Als een vrouw als hoogrisicozwanger wordt aangemerkt, krijgt zij uitgebreide zorg van de behandelend arts. Zij heeft recht op aanvullende onderzoeken, die afhankelijk zijn van de individuele situatie. In het geval van een meerlingzwangerschap is het bijvoorbeeld zinvol dat de zwangere vrouw vaker door middel van echografie wordt onderzocht om de toestand van de embryo’s te controleren.

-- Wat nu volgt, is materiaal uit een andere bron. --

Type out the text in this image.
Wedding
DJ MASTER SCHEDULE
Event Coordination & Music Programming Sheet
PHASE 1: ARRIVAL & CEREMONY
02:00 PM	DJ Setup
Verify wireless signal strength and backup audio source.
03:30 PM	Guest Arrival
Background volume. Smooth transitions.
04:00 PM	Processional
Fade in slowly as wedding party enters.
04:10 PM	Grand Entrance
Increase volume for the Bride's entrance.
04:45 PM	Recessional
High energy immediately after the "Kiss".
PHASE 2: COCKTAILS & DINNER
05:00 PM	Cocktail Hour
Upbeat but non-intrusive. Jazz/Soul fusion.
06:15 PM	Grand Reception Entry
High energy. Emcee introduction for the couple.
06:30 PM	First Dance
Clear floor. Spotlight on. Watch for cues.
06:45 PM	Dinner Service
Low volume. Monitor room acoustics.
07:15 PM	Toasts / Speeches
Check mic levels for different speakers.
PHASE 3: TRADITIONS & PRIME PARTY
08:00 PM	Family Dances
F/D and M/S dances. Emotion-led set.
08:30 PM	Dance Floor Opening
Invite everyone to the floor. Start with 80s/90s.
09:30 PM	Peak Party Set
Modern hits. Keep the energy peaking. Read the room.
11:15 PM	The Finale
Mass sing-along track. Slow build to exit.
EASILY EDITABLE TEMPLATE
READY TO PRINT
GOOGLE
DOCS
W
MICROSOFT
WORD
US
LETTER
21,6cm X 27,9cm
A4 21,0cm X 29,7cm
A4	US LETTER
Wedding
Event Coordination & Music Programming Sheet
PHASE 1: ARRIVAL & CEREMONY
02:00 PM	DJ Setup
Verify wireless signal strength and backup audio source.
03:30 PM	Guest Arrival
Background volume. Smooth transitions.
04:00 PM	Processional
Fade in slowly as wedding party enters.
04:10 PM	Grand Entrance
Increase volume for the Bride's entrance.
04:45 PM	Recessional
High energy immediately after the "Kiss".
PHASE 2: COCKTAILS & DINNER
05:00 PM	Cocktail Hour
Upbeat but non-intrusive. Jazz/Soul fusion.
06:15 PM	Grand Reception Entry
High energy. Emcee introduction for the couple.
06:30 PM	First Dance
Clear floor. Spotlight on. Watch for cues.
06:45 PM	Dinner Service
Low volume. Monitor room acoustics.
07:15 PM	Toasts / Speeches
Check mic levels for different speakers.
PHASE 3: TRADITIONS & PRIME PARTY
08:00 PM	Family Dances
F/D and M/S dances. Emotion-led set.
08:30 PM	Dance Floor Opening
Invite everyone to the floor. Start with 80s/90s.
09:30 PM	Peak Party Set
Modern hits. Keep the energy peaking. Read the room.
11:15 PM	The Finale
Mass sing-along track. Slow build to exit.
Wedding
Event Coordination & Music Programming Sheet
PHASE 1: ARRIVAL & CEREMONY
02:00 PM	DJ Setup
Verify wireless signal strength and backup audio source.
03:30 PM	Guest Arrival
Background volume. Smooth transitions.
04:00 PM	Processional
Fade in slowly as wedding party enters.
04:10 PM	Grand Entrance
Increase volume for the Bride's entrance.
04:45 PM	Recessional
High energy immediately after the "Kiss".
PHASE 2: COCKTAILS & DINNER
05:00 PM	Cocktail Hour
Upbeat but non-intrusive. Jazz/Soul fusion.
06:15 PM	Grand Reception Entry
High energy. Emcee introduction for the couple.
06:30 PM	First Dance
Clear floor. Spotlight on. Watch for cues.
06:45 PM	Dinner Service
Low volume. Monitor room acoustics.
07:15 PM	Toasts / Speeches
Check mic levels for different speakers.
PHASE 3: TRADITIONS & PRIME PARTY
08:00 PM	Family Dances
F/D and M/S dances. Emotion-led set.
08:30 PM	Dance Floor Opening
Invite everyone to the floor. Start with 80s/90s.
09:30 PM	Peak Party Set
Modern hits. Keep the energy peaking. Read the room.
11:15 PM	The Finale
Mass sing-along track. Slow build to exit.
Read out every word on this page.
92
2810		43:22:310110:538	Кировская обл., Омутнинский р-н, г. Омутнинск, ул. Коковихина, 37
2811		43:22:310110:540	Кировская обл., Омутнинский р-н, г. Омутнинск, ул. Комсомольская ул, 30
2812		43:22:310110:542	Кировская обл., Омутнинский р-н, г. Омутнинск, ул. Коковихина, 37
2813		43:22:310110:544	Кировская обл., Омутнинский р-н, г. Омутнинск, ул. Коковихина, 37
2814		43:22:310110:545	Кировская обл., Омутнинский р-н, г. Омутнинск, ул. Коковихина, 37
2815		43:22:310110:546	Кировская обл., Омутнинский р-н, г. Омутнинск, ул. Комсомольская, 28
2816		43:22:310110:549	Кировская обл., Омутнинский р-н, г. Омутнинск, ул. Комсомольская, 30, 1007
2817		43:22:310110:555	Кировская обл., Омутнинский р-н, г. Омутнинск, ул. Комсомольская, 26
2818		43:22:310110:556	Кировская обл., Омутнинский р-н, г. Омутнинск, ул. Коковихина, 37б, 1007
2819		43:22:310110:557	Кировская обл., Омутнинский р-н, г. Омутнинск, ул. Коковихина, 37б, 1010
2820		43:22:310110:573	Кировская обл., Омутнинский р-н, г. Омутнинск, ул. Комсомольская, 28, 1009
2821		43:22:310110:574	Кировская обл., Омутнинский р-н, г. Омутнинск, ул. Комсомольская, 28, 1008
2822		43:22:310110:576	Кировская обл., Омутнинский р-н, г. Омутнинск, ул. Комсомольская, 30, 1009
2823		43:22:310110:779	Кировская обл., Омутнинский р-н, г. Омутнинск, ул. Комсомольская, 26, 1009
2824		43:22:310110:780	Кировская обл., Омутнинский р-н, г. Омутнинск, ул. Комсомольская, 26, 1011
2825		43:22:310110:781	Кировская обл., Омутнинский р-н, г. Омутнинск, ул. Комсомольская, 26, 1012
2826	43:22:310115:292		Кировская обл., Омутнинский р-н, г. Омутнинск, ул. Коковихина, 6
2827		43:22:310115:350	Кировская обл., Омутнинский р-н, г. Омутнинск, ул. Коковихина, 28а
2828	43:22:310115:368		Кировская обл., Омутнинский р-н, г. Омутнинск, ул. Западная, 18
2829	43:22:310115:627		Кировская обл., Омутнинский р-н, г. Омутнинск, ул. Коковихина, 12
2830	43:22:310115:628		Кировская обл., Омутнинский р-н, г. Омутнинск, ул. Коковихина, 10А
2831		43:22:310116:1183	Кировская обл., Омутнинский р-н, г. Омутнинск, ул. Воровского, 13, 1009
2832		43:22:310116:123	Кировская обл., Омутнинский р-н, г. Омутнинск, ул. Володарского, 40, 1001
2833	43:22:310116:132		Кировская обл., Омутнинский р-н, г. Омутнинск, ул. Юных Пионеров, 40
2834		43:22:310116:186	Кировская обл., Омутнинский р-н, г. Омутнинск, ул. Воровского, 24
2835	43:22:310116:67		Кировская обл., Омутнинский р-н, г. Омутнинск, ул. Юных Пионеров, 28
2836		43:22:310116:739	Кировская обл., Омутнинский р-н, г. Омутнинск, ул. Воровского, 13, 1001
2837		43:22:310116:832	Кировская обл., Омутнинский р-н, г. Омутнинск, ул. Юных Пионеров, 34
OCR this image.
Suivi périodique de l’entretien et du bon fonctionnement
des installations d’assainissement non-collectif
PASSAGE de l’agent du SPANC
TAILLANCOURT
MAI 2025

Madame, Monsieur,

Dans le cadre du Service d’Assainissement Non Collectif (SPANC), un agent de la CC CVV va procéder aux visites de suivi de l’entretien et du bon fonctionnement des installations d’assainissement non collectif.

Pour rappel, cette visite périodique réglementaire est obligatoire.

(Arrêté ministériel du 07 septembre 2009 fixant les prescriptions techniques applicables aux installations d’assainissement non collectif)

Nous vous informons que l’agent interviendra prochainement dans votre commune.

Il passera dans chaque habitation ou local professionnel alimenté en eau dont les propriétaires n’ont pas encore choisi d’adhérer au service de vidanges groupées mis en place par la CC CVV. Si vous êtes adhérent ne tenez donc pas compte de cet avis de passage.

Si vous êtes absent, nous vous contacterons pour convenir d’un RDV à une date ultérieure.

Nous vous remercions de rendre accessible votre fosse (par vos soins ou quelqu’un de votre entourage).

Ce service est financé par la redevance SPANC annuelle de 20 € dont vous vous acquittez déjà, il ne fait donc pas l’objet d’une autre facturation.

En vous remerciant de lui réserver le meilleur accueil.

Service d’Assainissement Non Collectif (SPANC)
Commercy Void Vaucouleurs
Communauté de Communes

Zwangere vrouwen met chronische ziekten kunnen behoefte hebben aan regelmatige onderzoeken door andere specialisten.
Oudere vrouwen kunnen een nekplooimeting of een vlokkentest laten doen om het risico op genetische afwijkingen bij hun kind te weten te komen. Ookde kosten van een behandeling voor zwangerschapsdiabetes of hoge bloeddruk kunnen door de zorgverzekering worden vergoed. Welke kosten uw zorgverzekeraar onder welke omstandigheden zal dekken, moet in elk afzonderlijk geval worden gevraagd.